ALİ YAŞAR
Tarih: 17.09.2023 23:05
SÜNNET-İ SENİYYEYE İTTİBA
SÜNNET-İ SENİYYEYE İTTİBA
Resul-i Ekrem aleyhissalâtü vesselâm ferman etmiş: مَنْ تَمَسَّكَ بِسُنَّتٖى عِنْدَ فَسَادِ اُمَّتٖى فَلَهُ اَجْرُ مِأَةِ شَهٖيدٍ
Yani, “Fesad-ı ümmetim zamanında kim benim sünnetime temessük etse, yüz şehidin ecrini, sevabını kazanabilir.”

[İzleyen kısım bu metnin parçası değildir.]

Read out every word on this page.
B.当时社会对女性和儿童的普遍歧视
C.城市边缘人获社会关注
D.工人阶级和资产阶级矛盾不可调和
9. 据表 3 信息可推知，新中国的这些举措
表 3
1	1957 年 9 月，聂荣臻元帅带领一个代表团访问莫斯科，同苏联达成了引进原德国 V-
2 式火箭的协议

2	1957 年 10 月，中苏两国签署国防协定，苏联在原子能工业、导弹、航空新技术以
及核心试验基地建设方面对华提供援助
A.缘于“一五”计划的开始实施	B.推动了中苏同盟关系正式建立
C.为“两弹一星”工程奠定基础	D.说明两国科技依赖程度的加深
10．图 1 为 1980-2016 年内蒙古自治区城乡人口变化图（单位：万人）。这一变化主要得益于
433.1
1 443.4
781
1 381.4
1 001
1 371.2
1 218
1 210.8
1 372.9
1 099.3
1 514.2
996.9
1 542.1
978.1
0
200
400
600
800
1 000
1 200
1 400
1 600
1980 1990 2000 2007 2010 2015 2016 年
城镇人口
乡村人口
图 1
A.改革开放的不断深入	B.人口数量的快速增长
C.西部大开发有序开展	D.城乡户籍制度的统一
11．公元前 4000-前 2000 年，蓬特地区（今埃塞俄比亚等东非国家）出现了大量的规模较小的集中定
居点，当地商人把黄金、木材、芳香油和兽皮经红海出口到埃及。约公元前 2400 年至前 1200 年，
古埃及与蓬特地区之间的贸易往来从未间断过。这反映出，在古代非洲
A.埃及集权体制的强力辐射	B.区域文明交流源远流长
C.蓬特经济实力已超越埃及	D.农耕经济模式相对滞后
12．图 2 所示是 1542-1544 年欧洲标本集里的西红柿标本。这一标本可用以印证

Evet, sünnet-i seniyyeye ittiba, mutlaka gayet kıymettardır. Hususan bidaların istilâsı zamanında sünnet-i seniyyeye ittiba etmek daha ziyade kıymettardır. Hususan fesad-ı ümmet zamanında sünnet-i seniyyenin küçük bir âdabına müraat etmek, ehemmiyetli bir takvayı ve kuvvetli bir imanı ihsas ediyor. Doğrudan doğruya sünnete ittiba etmek, Resul-i Ekrem aleyhissalâtü vesselâmı hatıra getiriyor. O ihtardan, o hâtıra, bir huzur-u ilâhi hâtırasına inkılâb eder. Hatta en küçük bir muamelede, hatta yemek, içmek ve yatmak âdabında sünnet-i seniyyeyi müraat ettiği dakikada, o âdi muamele ve o fıtrî amel, sevaplı bir ibadet ve şerî bir hareket oluyor. Çünkü o âdi hareketiyle Resul-i Ekrem aleyhissalâtü vesselâma ittibaını düşünüyor ve şeriatın bir edebi olduğunu tasavvur eder. Ve şeriat sahibi o olduğu hatırına gelir. Ve ondan, Şâri-i Hakiki olan Cenâb-ı Hakka kalbi müteveccih olur. Bir nevi huzur ve ibadet kazanır.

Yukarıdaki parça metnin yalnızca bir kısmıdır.